Prix Goncourt, le dernier roman d’Hervé Le Tellier, L’Anomalie, est composé comme une fugue, autour d’un vol aérien. Le même avion parti de Paris (Air France 006) à destination de New York, se posera deux fois, à quatre mois d’intervalle. Des destins se croisent. Par exemple Blake, le tueur, Joanna, l’avocate ou Victor Miesel, l’écrivain mondain.

Le terme d’ « anomalie » choisi pour le titre désigne un défaut de logique. La littérature permet de mettre en fiction ce qui échappe à l’observation ou la modélisation. Les mathématiques et les sciences sont convoquées dans la fiction pour expliquer ce défaut devenu une énigme.

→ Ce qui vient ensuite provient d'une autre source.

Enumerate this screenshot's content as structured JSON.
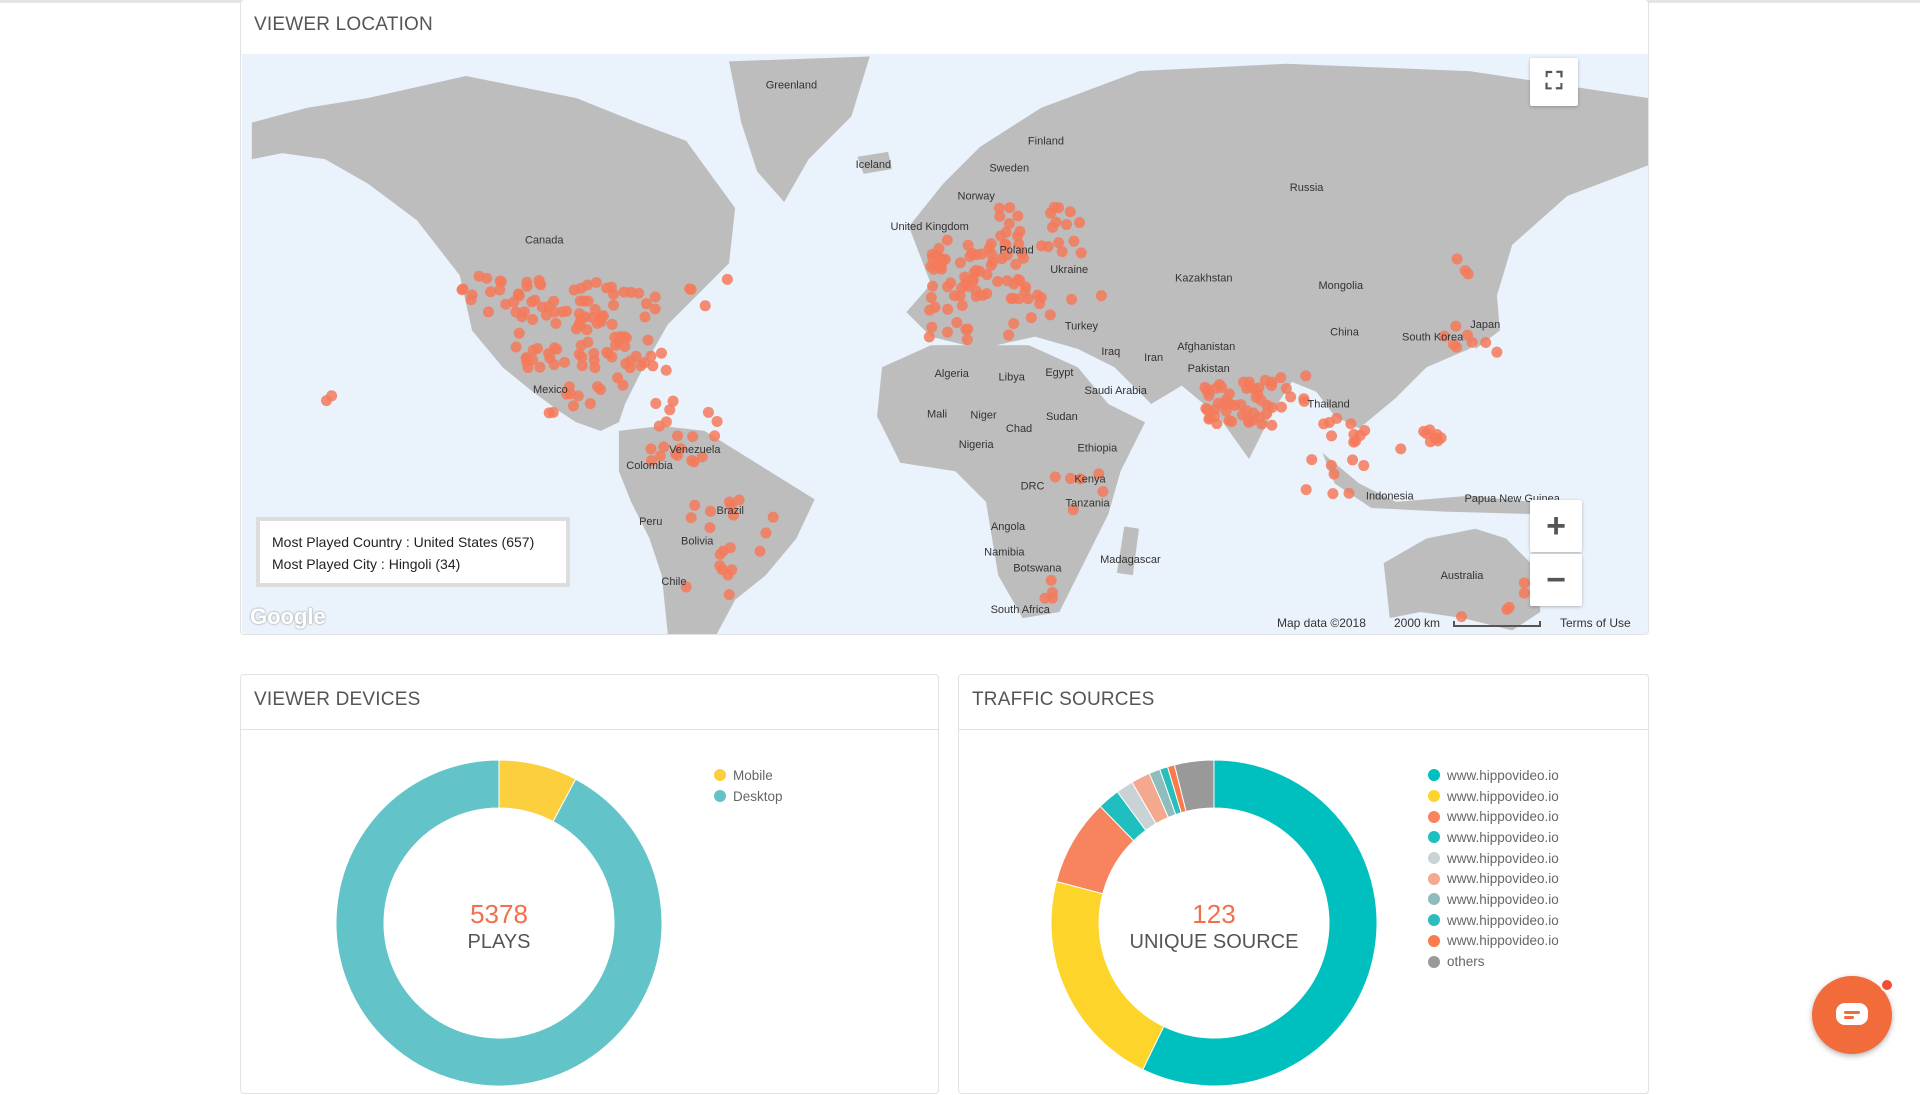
{
  "viewer_location": {
    "title": "VIEWER LOCATION",
    "most_played_country": "Most Played Country : United States (657)",
    "most_played_city": "Most Played City : Hingoli (34)",
    "google_logo": "Google",
    "map_data": "Map data ©2018",
    "scale": "2000 km",
    "terms": "Terms of Use",
    "zoom_in": "+",
    "zoom_out": "−",
    "marker_color": "#f47a5a",
    "labels": [
      "Greenland",
      "Iceland",
      "Finland",
      "Sweden",
      "Norway",
      "Russia",
      "United Kingdom",
      "Poland",
      "Ukraine",
      "Canada",
      "Kazakhstan",
      "Mongolia",
      "China",
      "Japan",
      "South Korea",
      "Turkey",
      "Iraq",
      "Iran",
      "Afghanistan",
      "Pakistan",
      "Algeria",
      "Libya",
      "Egypt",
      "Saudi Arabia",
      "Thailand",
      "Mexico",
      "Mali",
      "Niger",
      "Chad",
      "Sudan",
      "Ethiopia",
      "Nigeria",
      "Venezuela",
      "Colombia",
      "Kenya",
      "DRC",
      "Tanzania",
      "Indonesia",
      "Papua New Guinea",
      "Peru",
      "Brazil",
      "Bolivia",
      "Angola",
      "Namibia",
      "Botswana",
      "Madagascar",
      "Australia",
      "Chile",
      "South Africa"
    ]
  },
  "viewer_devices": {
    "title": "VIEWER DEVICES",
    "total": "5378",
    "total_label": "PLAYS",
    "segments": [
      {
        "name": "Mobile",
        "share": 7.8,
        "color": "#fbcf3d"
      },
      {
        "name": "Desktop",
        "share": 92.2,
        "color": "#62c4c8"
      }
    ]
  },
  "traffic_sources": {
    "title": "TRAFFIC SOURCES",
    "total": "123",
    "total_label": "UNIQUE SOURCE",
    "segments": [
      {
        "name": "www.hippovideo.io",
        "share": 57.2,
        "color": "#00bfbf"
      },
      {
        "name": "www.hippovideo.io",
        "share": 21.9,
        "color": "#fdd52a"
      },
      {
        "name": "www.hippovideo.io",
        "share": 8.6,
        "color": "#f7845e"
      },
      {
        "name": "www.hippovideo.io",
        "share": 2.2,
        "color": "#20bfbf"
      },
      {
        "name": "www.hippovideo.io",
        "share": 1.7,
        "color": "#c9d3d6"
      },
      {
        "name": "www.hippovideo.io",
        "share": 1.9,
        "color": "#f4a98f"
      },
      {
        "name": "www.hippovideo.io",
        "share": 1.1,
        "color": "#8fbdbd"
      },
      {
        "name": "www.hippovideo.io",
        "share": 0.8,
        "color": "#2bbcbc"
      },
      {
        "name": "www.hippovideo.io",
        "share": 0.7,
        "color": "#fa7b4b"
      },
      {
        "name": "others",
        "share": 3.9,
        "color": "#999999"
      }
    ]
  }
}
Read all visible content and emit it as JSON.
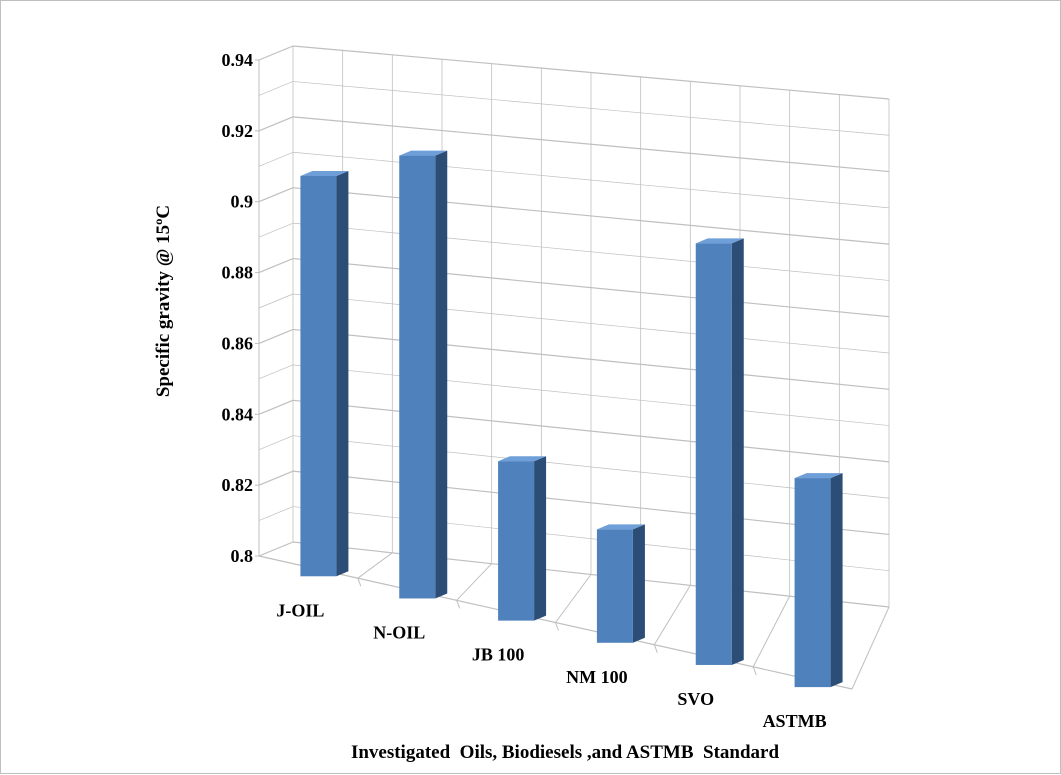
{
  "chart_data": {
    "type": "bar",
    "categories": [
      "J-OIL",
      "N-OIL",
      "JB 100",
      "NM 100",
      "SVO",
      "ASTMB"
    ],
    "values": [
      0.913,
      0.925,
      0.845,
      0.832,
      0.919,
      0.859
    ],
    "ylabel": "Specific gravity @ 15ºC",
    "xlabel": "Investigated  Oils, Biodiesels ,and ASTMB  Standard",
    "ylim": [
      0.8,
      0.94
    ],
    "yticks": [
      "0.8",
      "0.82",
      "0.84",
      "0.86",
      "0.88",
      "0.9",
      "0.92",
      "0.94"
    ],
    "grid": true,
    "style": "3d-column",
    "colors": {
      "bar_front": "#4f81bd",
      "bar_side": "#2c4d75",
      "bar_top": "#6f9fd8",
      "grid": "#bfbfbf"
    }
  }
}
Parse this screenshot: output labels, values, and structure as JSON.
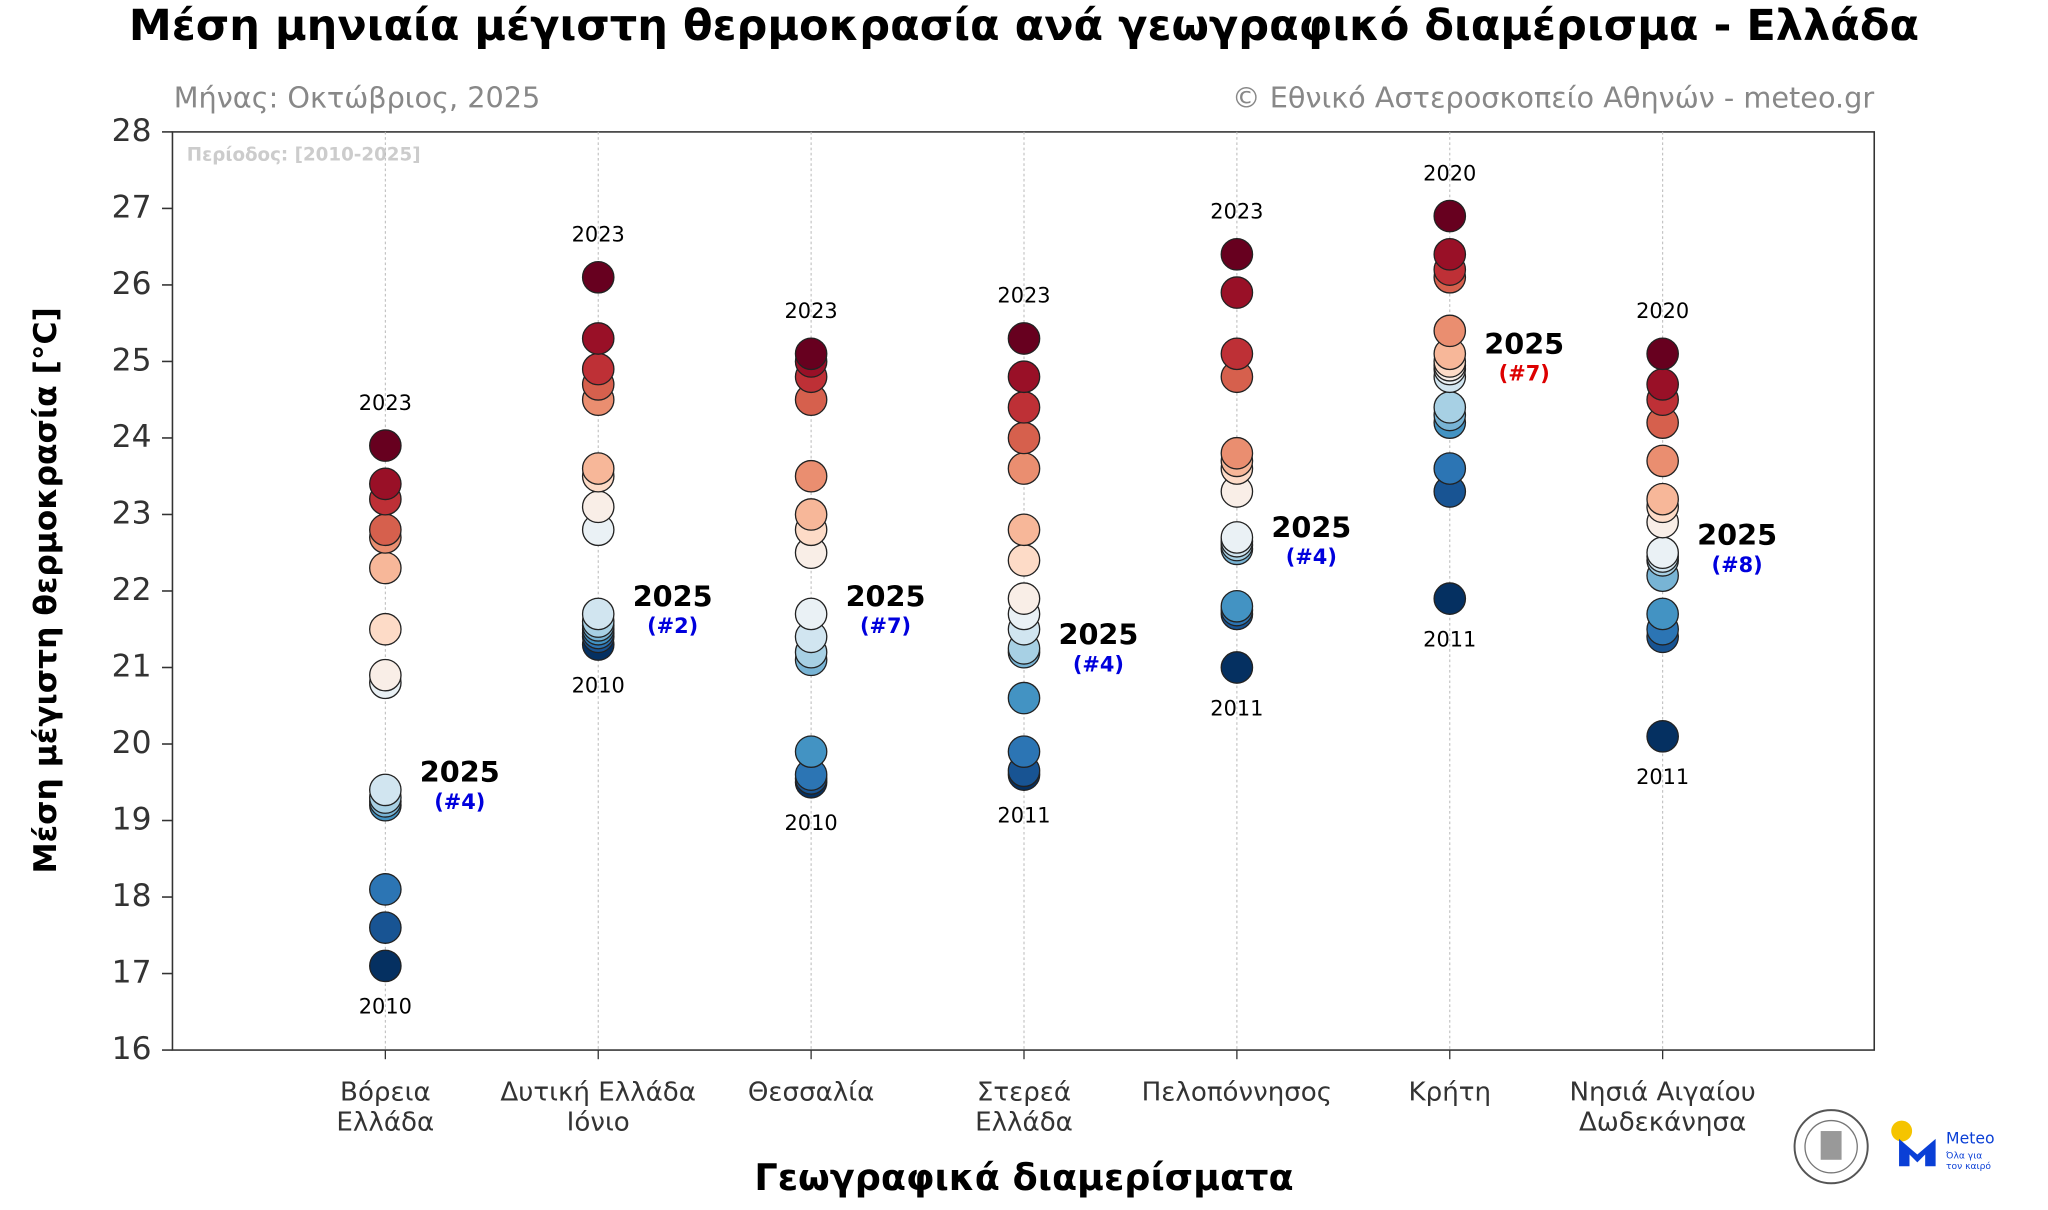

L’auteur met en scène des scientifiques, en particulier deux prodiges :  » Adrian(…)un très jeune probabiliste » de 20 ans et sa collègue Tina qui « recensent toutes les variables qui peuvent affecter le trafic aérien ». (p.105) Il nous montre les tâtonnements, le quotidien d’une cellule de crise au Pentagone et la perplexité des chercheurs face à l’inexplicable. L’un d’eux explique au Président des U.S.A que notre « réalité est une construction, et même une reconstruction ». (p.165) En éliminant les hypothèses une à une, les chercheurs finissent par avancer celle de « la simulation informatique ». (p.166)

Le roman d’Hervé Le Tellier montre la fin d’une époque où les êtres humains se sentaient pleinement vivants et croyaient pouvoir dominer la Nature avec la technologie. Le souvenir d’Hiroshima et des catastrophes nucléaires n’ont pas été effacés et reviennent dans cette fiction douce-amère sur ce qu’on nomme culture, et même « humanité ».

Sommes-nous des « programmes » ? En tout cas, chaque passager, en étant plongé dans une faille temporelle, est confronté à sa finitude, et à son double. Dans un roman fantastique du XIXème siècle, l’être humain parviendrait à se rendre compte qu’il s’agit d’un automate ou d’un fantôme. Dans un roman de science-fiction contemporain, il se battrait contre un robot ou une Intelligence artificielle.

Ici, c’est plus insidieux et anxiogène, car les techniques informatiques nous font douter de notre réalité même. Sommes-nous des humains ou des anomalies ? Notre devenir nous échappe, ainsi que notre mort. Comme le contrôleur aérien du roman, le lecteur se pose la question du « qui est (aux commandes….) ? » Ou quoi ?

Hervé Le Tellier, L’Anomalie, Paris, Gallimard, 2020, 327 p.